The wives are truly merry, but "The Merry Wives of Windsor" that opened Saturday at the Bruns Amphitheater is not. Meant to be an audacious blend of live action and innovative puppetry, the California Shakespeare Theater's season opener simply proves that -- whatever he achieved in other branches of the dramatic arts -- Shakespeare didn't write very good puppet shows.

It also demonstrates how empty "Merry Wives" can be without Falstaff. Which is not to say that the fat knight is physically absent from director Sean Daniels' production. The huge but oddly weightless Falstaff puppet -- with its bulbous nose, almost toothless mouth, fringe of white beard and spiky-stubble hair -- is the biggest thing onstage. He's also played by one of the Bay Area's finest comic actors, Ron Campbell. But Campbell is so completely hidden within the puppet that even his line readings are muffled. And the puppet is so inexpressive that Falstaff is reduced to an occasionally comic prop.

However unlikely the oft-told tale that Queen Elizabeth was so entertained by the witty, roguish knight in "Henry IV, Part 1" that she commanded Shakespeare to write a comedy about Falstaff in love, the story holds a kernel of truth. There can be little doubt that "Wives" was written to take advantage of the character's immediate popularity. That said, it's also true that this Falstaff is a pretty pale shadow of the "Henry IV" creation, mostly a foil for the comedy of the wives' revenge against him. There's a lot of other comedy in the play, some of which comes through in Daniels' production.

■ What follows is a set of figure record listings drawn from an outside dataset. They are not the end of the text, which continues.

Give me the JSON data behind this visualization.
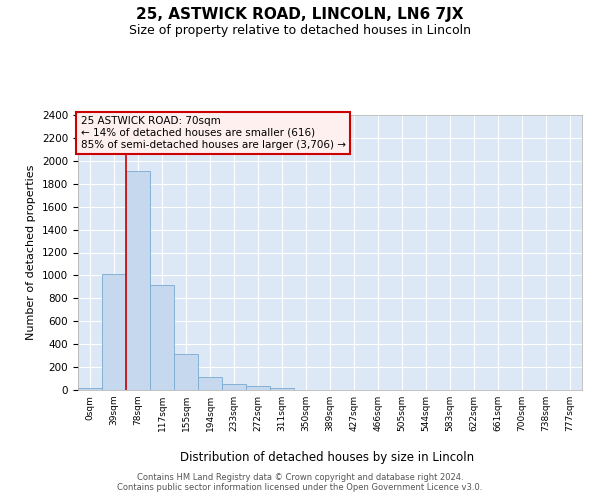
{
  "title": "25, ASTWICK ROAD, LINCOLN, LN6 7JX",
  "subtitle": "Size of property relative to detached houses in Lincoln",
  "xlabel": "Distribution of detached houses by size in Lincoln",
  "ylabel": "Number of detached properties",
  "bar_color": "#c5d8ee",
  "bar_edge_color": "#7aaad0",
  "background_color": "#dce8f5",
  "grid_color": "#ffffff",
  "categories": [
    "0sqm",
    "39sqm",
    "78sqm",
    "117sqm",
    "155sqm",
    "194sqm",
    "233sqm",
    "272sqm",
    "311sqm",
    "350sqm",
    "389sqm",
    "427sqm",
    "466sqm",
    "505sqm",
    "544sqm",
    "583sqm",
    "622sqm",
    "661sqm",
    "700sqm",
    "738sqm",
    "777sqm"
  ],
  "values": [
    20,
    1010,
    1910,
    920,
    315,
    110,
    55,
    35,
    20,
    0,
    0,
    0,
    0,
    0,
    0,
    0,
    0,
    0,
    0,
    0,
    0
  ],
  "ylim": [
    0,
    2400
  ],
  "yticks": [
    0,
    200,
    400,
    600,
    800,
    1000,
    1200,
    1400,
    1600,
    1800,
    2000,
    2200,
    2400
  ],
  "annotation_line1": "25 ASTWICK ROAD: 70sqm",
  "annotation_line2": "← 14% of detached houses are smaller (616)",
  "annotation_line3": "85% of semi-detached houses are larger (3,706) →",
  "vline_x": 2,
  "vline_color": "#cc0000",
  "annotation_box_facecolor": "#fff0f0",
  "annotation_box_edgecolor": "#cc0000",
  "footer_line1": "Contains HM Land Registry data © Crown copyright and database right 2024.",
  "footer_line2": "Contains public sector information licensed under the Open Government Licence v3.0."
}
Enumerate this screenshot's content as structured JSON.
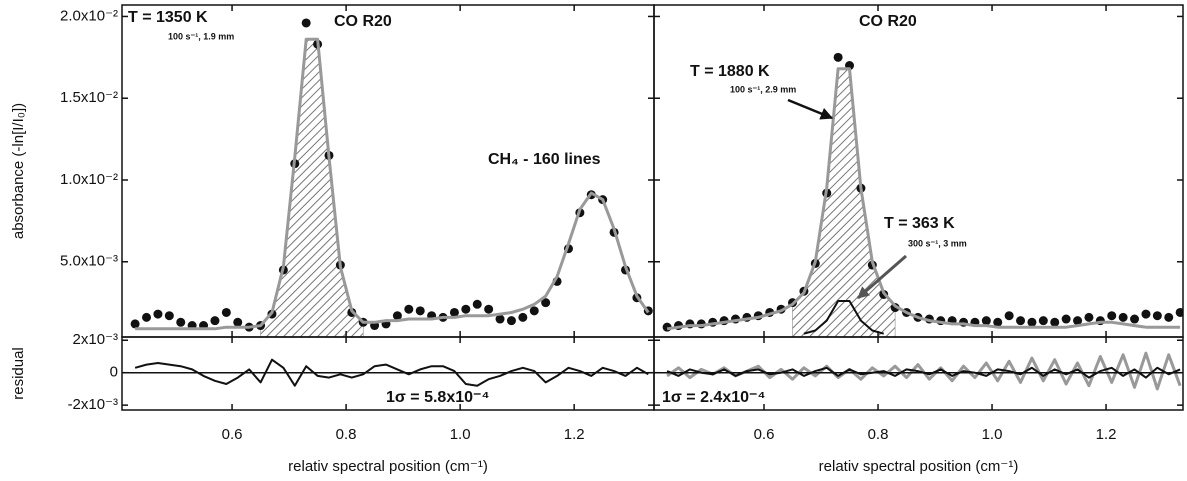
{
  "chart_data": [
    {
      "type": "scatter",
      "ylim": [
        0.0004,
        0.0207
      ],
      "xlim": [
        0.407,
        1.34
      ],
      "yticks": [
        {
          "value": 0.005,
          "label": "5.0x10⁻³"
        },
        {
          "value": 0.01,
          "label": "1.0x10⁻²"
        },
        {
          "value": 0.015,
          "label": "1.5x10⁻²"
        },
        {
          "value": 0.02,
          "label": "2.0x10⁻²"
        }
      ],
      "ytick_labels": true,
      "xticks": [
        0.6,
        0.8,
        1,
        1.2
      ],
      "xtick_labels": false,
      "ylabel": "absorbance (-ln[I/I₀])",
      "annotations": [
        "T = 1350 K",
        "100 s⁻¹, 1.9 mm",
        "CO R20",
        "CH₄ - 160 lines"
      ],
      "x": [
        0.43,
        0.45,
        0.47,
        0.49,
        0.51,
        0.53,
        0.55,
        0.57,
        0.59,
        0.61,
        0.63,
        0.65,
        0.67,
        0.69,
        0.71,
        0.73,
        0.75,
        0.77,
        0.79,
        0.81,
        0.83,
        0.85,
        0.87,
        0.89,
        0.91,
        0.93,
        0.95,
        0.97,
        0.99,
        1.01,
        1.03,
        1.05,
        1.07,
        1.09,
        1.11,
        1.13,
        1.15,
        1.17,
        1.19,
        1.21,
        1.23,
        1.25,
        1.27,
        1.29,
        1.31,
        1.33
      ],
      "series": [
        {
          "type": "hatched-area",
          "color": "#777",
          "x": [
            0.65,
            0.67,
            0.69,
            0.71,
            0.73,
            0.75,
            0.77,
            0.79,
            0.81,
            0.83
          ],
          "values": [
            0.0011,
            0.0019,
            0.0047,
            0.0114,
            0.0186,
            0.0186,
            0.0114,
            0.0047,
            0.002,
            0.0013
          ]
        },
        {
          "type": "scatter",
          "color": "#111",
          "values": [
            0.0012,
            0.0016,
            0.0018,
            0.0017,
            0.0013,
            0.0011,
            0.0011,
            0.0014,
            0.0019,
            0.0013,
            0.001,
            0.0011,
            0.0018,
            0.0045,
            0.011,
            0.0196,
            0.0183,
            0.0115,
            0.0048,
            0.0019,
            0.0013,
            0.0011,
            0.0012,
            0.0017,
            0.0021,
            0.002,
            0.0017,
            0.0016,
            0.0019,
            0.0021,
            0.0024,
            0.0021,
            0.0015,
            0.0014,
            0.0016,
            0.002,
            0.0025,
            0.0038,
            0.0058,
            0.008,
            0.0091,
            0.0088,
            0.0068,
            0.0045,
            0.0028,
            0.002
          ]
        },
        {
          "type": "line",
          "color": "#999",
          "values": [
            0.0009,
            0.0009,
            0.0009,
            0.0009,
            0.0009,
            0.0009,
            0.0009,
            0.0009,
            0.001,
            0.001,
            0.001,
            0.0011,
            0.0019,
            0.0047,
            0.0114,
            0.0186,
            0.0186,
            0.0114,
            0.0047,
            0.002,
            0.0013,
            0.0013,
            0.0014,
            0.0014,
            0.0015,
            0.0015,
            0.0015,
            0.0016,
            0.0016,
            0.0017,
            0.0017,
            0.0017,
            0.0018,
            0.0019,
            0.0021,
            0.0024,
            0.0029,
            0.0041,
            0.0061,
            0.0082,
            0.0092,
            0.0088,
            0.007,
            0.0047,
            0.0029,
            0.0019
          ]
        }
      ]
    },
    {
      "type": "line",
      "ylim": [
        -0.0023,
        0.0022
      ],
      "xlim": [
        0.407,
        1.34
      ],
      "yticks": [
        {
          "value": -0.002,
          "label": "-2x10⁻³"
        },
        0,
        {
          "value": 0.002,
          "label": "2x10⁻³"
        }
      ],
      "ytick_labels": true,
      "xticks": [
        0.6,
        0.8,
        {
          "value": 1,
          "label": "1.0"
        },
        1.2
      ],
      "xtick_labels": true,
      "zero_line": true,
      "ylabel": "residual",
      "xlabel": "relativ spectral position (cm⁻¹)",
      "annotations": [
        "1σ = 5.8x10⁻⁴"
      ],
      "x": [
        0.43,
        0.45,
        0.47,
        0.49,
        0.51,
        0.53,
        0.55,
        0.57,
        0.59,
        0.61,
        0.63,
        0.65,
        0.67,
        0.69,
        0.71,
        0.73,
        0.75,
        0.77,
        0.79,
        0.81,
        0.83,
        0.85,
        0.87,
        0.89,
        0.91,
        0.93,
        0.95,
        0.97,
        0.99,
        1.01,
        1.03,
        1.05,
        1.07,
        1.09,
        1.11,
        1.13,
        1.15,
        1.17,
        1.19,
        1.21,
        1.23,
        1.25,
        1.27,
        1.29,
        1.31,
        1.33
      ],
      "series": [
        {
          "type": "line",
          "color": "#111",
          "values": [
            0.0003,
            0.0005,
            0.0006,
            0.0005,
            0.0004,
            0.0002,
            -0.0002,
            -0.0005,
            -0.0007,
            -0.0003,
            0.0002,
            -0.0006,
            0.0008,
            0.0003,
            -0.0008,
            0.0004,
            -0.0002,
            -0.0003,
            -0.0001,
            -0.0003,
            -0.0001,
            0.0004,
            0.0005,
            0.0002,
            -0.0001,
            0.0002,
            0.0004,
            0.0004,
            0.0001,
            -0.0007,
            -0.0008,
            -0.0004,
            -0.0002,
            0.0001,
            0.0003,
            0.0001,
            -0.0006,
            -0.0002,
            0.0003,
            0.0001,
            -0.0002,
            0.0003,
            0.0001,
            -0.0002,
            0.0003,
            -0.0001
          ]
        }
      ]
    },
    {
      "type": "scatter",
      "ylim": [
        0.0004,
        0.0207
      ],
      "xlim": [
        0.407,
        1.335
      ],
      "yticks": [
        0.005,
        0.01,
        0.015,
        0.02
      ],
      "ytick_labels": false,
      "xticks": [
        0.6,
        0.8,
        1,
        1.2
      ],
      "xtick_labels": false,
      "annotations": [
        "T = 1880 K",
        "100 s⁻¹, 2.9 mm",
        "CO R20",
        "T = 363 K",
        "300 s⁻¹, 3 mm"
      ],
      "x": [
        0.43,
        0.45,
        0.47,
        0.49,
        0.51,
        0.53,
        0.55,
        0.57,
        0.59,
        0.61,
        0.63,
        0.65,
        0.67,
        0.69,
        0.71,
        0.73,
        0.75,
        0.77,
        0.79,
        0.81,
        0.83,
        0.85,
        0.87,
        0.89,
        0.91,
        0.93,
        0.95,
        0.97,
        0.99,
        1.01,
        1.03,
        1.05,
        1.07,
        1.09,
        1.11,
        1.13,
        1.15,
        1.17,
        1.19,
        1.21,
        1.23,
        1.25,
        1.27,
        1.29,
        1.31,
        1.33
      ],
      "series": [
        {
          "type": "hatched-area",
          "color": "#777",
          "x": [
            0.65,
            0.67,
            0.69,
            0.71,
            0.73,
            0.75,
            0.77,
            0.79,
            0.81,
            0.83
          ],
          "values": [
            0.0024,
            0.0031,
            0.005,
            0.0095,
            0.0168,
            0.0168,
            0.0095,
            0.005,
            0.0031,
            0.0023
          ]
        },
        {
          "type": "scatter",
          "color": "#111",
          "values": [
            0.001,
            0.0011,
            0.0012,
            0.0012,
            0.0013,
            0.0014,
            0.0015,
            0.0016,
            0.0017,
            0.0019,
            0.0021,
            0.0025,
            0.0032,
            0.0049,
            0.0092,
            0.0175,
            0.017,
            0.0095,
            0.0048,
            0.003,
            0.0022,
            0.0019,
            0.0016,
            0.0015,
            0.0014,
            0.0014,
            0.0013,
            0.0013,
            0.0014,
            0.0013,
            0.0017,
            0.0014,
            0.0013,
            0.0014,
            0.0013,
            0.0015,
            0.0014,
            0.0016,
            0.0014,
            0.0017,
            0.0016,
            0.0015,
            0.0018,
            0.0017,
            0.0016,
            0.0019
          ]
        },
        {
          "type": "line",
          "color": "#999",
          "values": [
            0.0009,
            0.001,
            0.0011,
            0.0011,
            0.0012,
            0.0013,
            0.0014,
            0.0015,
            0.0016,
            0.0018,
            0.002,
            0.0024,
            0.0031,
            0.005,
            0.0095,
            0.0168,
            0.0168,
            0.0095,
            0.005,
            0.0031,
            0.0023,
            0.0019,
            0.0016,
            0.0014,
            0.0013,
            0.0012,
            0.0012,
            0.0011,
            0.0011,
            0.001,
            0.001,
            0.001,
            0.001,
            0.001,
            0.001,
            0.001,
            0.0011,
            0.0012,
            0.0013,
            0.0013,
            0.0012,
            0.0011,
            0.001,
            0.001,
            0.001,
            0.001
          ]
        },
        {
          "type": "line",
          "color": "#111",
          "x": [
            0.67,
            0.69,
            0.71,
            0.73,
            0.75,
            0.77,
            0.79,
            0.81
          ],
          "values": [
            0.0006,
            0.0008,
            0.0014,
            0.0026,
            0.0026,
            0.0014,
            0.0008,
            0.0006
          ]
        }
      ]
    },
    {
      "type": "line",
      "ylim": [
        -0.0023,
        0.0022
      ],
      "xlim": [
        0.407,
        1.335
      ],
      "yticks": [
        -0.002,
        0,
        0.002
      ],
      "ytick_labels": false,
      "xticks": [
        0.6,
        0.8,
        {
          "value": 1,
          "label": "1.0"
        },
        1.2
      ],
      "xtick_labels": true,
      "zero_line": true,
      "xlabel": "relativ spectral position (cm⁻¹)",
      "annotations": [
        "1σ = 2.4x10⁻⁴"
      ],
      "x": [
        0.43,
        0.45,
        0.47,
        0.49,
        0.51,
        0.53,
        0.55,
        0.57,
        0.59,
        0.61,
        0.63,
        0.65,
        0.67,
        0.69,
        0.71,
        0.73,
        0.75,
        0.77,
        0.79,
        0.81,
        0.83,
        0.85,
        0.87,
        0.89,
        0.91,
        0.93,
        0.95,
        0.97,
        0.99,
        1.01,
        1.03,
        1.05,
        1.07,
        1.09,
        1.11,
        1.13,
        1.15,
        1.17,
        1.19,
        1.21,
        1.23,
        1.25,
        1.27,
        1.29,
        1.31,
        1.33
      ],
      "series": [
        {
          "type": "line",
          "color": "#999",
          "values": [
            -0.0002,
            0.0003,
            -0.0003,
            0.0002,
            -0.0001,
            0.0003,
            -0.0002,
            0.0001,
            0.0004,
            -0.0003,
            0.0002,
            -0.0004,
            0.0003,
            -0.0002,
            0.0004,
            -0.0003,
            0.0002,
            -0.0004,
            0.0003,
            -0.0002,
            0.0004,
            -0.0003,
            0.0005,
            -0.0004,
            0.0003,
            -0.0005,
            0.0004,
            -0.0003,
            0.0006,
            -0.0005,
            0.0007,
            -0.0006,
            0.0009,
            -0.0005,
            0.0008,
            -0.0007,
            0.0006,
            -0.0008,
            0.001,
            -0.0006,
            0.0011,
            -0.0009,
            0.0012,
            -0.001,
            0.0011,
            -0.0008
          ]
        },
        {
          "type": "line",
          "color": "#111",
          "values": [
            0.0001,
            -0.0002,
            0.0002,
            0,
            -0.0001,
            0.0002,
            -0.0002,
            0.0001,
            0.0002,
            -0.0001,
            0,
            0.0002,
            -0.0002,
            0.0001,
            0.0003,
            -0.0002,
            0.0002,
            -0.0001,
            0,
            0.0001,
            -0.0002,
            0.0002,
            0.0001,
            -0.0001,
            0.0002,
            -0.0002,
            0.0001,
            0,
            -0.0002,
            0.0002,
            0.0001,
            -0.0001,
            0.0003,
            -0.0002,
            0.0002,
            -0.0001,
            0.0002,
            -0.0003,
            0.0001,
            0.0003,
            -0.0002,
            0.0002,
            -0.0003,
            0.0003,
            -0.0001,
            0.0002
          ]
        }
      ]
    }
  ]
}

It couldn't have opened more auspiciously. The weather was unusually balmy, a rare shirtsleeve evening for comedy at the Bruns. Scott Bradley's storybook set looks like an open invitation to humorous creativity, with its Windsor houses concealed within an arch of cutout trees and shrubbery. The puppet designs -- by Jon Ludwig, Chris Brown and Jason Hines of Atlanta's Center for Puppetry Arts -- are delightfully outrageous and varied: rod puppets, full-body puppets, marionettes, Bunraku and hand puppets, ranging from the thick, bright yellow cross for the Welsh parson Hugh and giant-pill-bottle Dr. Caius to the antique-pistol-headed Pistol and small-mailbox messenger Simple.

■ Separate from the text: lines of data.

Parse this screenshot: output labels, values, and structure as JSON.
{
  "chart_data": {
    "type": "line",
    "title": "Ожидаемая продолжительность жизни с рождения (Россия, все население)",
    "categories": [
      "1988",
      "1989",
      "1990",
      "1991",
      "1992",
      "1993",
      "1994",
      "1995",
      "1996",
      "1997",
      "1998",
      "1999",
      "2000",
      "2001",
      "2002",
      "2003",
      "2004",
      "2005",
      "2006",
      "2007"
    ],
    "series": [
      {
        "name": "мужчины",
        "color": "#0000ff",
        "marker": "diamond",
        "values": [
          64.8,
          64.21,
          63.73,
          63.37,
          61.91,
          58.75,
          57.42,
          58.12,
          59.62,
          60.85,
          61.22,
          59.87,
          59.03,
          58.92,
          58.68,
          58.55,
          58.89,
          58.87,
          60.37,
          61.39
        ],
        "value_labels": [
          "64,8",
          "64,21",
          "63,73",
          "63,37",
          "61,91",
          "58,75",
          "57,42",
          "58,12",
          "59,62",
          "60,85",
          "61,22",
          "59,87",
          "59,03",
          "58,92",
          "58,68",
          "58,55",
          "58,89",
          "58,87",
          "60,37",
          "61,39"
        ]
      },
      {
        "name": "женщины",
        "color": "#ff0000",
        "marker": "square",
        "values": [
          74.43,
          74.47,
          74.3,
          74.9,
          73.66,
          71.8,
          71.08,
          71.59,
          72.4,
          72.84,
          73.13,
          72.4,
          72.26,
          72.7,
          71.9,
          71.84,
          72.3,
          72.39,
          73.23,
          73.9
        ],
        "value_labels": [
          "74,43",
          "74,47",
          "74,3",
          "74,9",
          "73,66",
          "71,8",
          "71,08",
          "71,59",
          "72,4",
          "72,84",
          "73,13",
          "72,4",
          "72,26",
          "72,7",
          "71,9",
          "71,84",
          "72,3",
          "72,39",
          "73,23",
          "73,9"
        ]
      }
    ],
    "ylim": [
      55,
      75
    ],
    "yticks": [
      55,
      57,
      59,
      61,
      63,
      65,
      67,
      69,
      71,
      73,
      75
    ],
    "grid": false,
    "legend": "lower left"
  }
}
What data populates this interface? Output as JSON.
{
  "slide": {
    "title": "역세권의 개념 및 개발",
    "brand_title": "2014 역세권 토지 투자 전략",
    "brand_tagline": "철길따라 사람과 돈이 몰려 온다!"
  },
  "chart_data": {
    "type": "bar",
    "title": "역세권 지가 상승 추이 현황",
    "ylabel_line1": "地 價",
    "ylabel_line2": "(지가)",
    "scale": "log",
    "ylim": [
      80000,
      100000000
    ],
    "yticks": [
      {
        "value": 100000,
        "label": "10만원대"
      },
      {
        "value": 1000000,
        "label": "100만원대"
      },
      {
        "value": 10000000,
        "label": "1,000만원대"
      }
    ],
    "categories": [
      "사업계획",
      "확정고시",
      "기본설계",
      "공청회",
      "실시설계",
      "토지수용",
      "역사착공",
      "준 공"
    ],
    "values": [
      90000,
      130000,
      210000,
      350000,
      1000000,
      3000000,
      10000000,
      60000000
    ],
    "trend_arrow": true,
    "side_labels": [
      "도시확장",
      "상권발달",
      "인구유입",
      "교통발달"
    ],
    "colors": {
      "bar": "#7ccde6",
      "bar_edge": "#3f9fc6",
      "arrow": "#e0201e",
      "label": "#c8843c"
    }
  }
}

But the creativity doesn't run very deep and often works against the play's strengths. This is Daniels' second attempt at blending Shakespeare and puppetry, after a problematic "Comedy of Errors" a few years ago. In that case, the principal roles were essentially double-cast, each played by an actor and his or her puppet-double, but the actors weren't particularly capable puppeteers. This time, Daniels divides the roles between actors and puppets and pushes for an animated cartoon effect, with lots of puppet-slapstick and a heavy use of cartoon-style mood music, rim-shots and sound effects in Dave Malloy's soundscape.

The flesh-and-blood actors stand out like breaths of fresh air. Catherine Castellanos' Mistress Page and Delia MacDougall's Mistress Ford are delightfully smart and broadly comic as the wives Falstaff tries to seduce, as they plot and execute his due comeuppance. Anthony Fusco is hilarious as the jealousy-plagued Master Ford, his body contorting in tortured spasms that make the puppets seem inanimate. Liam Vincent is congenially upbeat as the happily married Page.

Of the actors hidden within puppets, only Danny Scheie manages to make his characters come alive. He delivers a tour de force of verbal comedy in a wild French accent as the fulminating, English-mangling Dr. Caius and manages to make the rantings of Falstaff's hotheaded follower Pistol pretty funny as well (aided by the pistol puppet's hair trigger). None of the other puppets, mostly handled by Puppetry Arts veterans, demonstrate similar depth. Lorna Howley's Mistress Quickly, the would-be clever matchmaker, has a comic broom-like hip swing but speaks her lines as if she were explaining the plot to children. As clever as the designs look at first -- the lovely Anne Page floating on her romantic dreams with rose petals fluttering from under her dress -- almost every character has been reduced to a one-line joke.

Little of the comedy of the three-way rivalry for Anne's hand remains, not just because the script has been severely cut but because the puppets aren't capable of exploiting it. The same is sadly true even of the usually hilarious scenes of Falstaff's wooing of Mistress Ford, with MacDougall working hard for laughs against an almost inert, if oddly cuddly Falstaff. Given Puppetry Arts' reputation, it's hard to understand why this primary puppet is so awkwardly handled and inexpressive. There are some wonderfully inventive puppetry bits throughout the show -- a deep-sea gambit is particularly funny -- though few of them have much to do with the play. Much more of the production seems to aim no higher than a puppet equivalent of animated cartoons -- and not classic animation but the third-rate, Saturday morning, made-for-TV variety. It may be that there's a great puppet show buried within "Merry Wives" waiting to be born. This isn't it.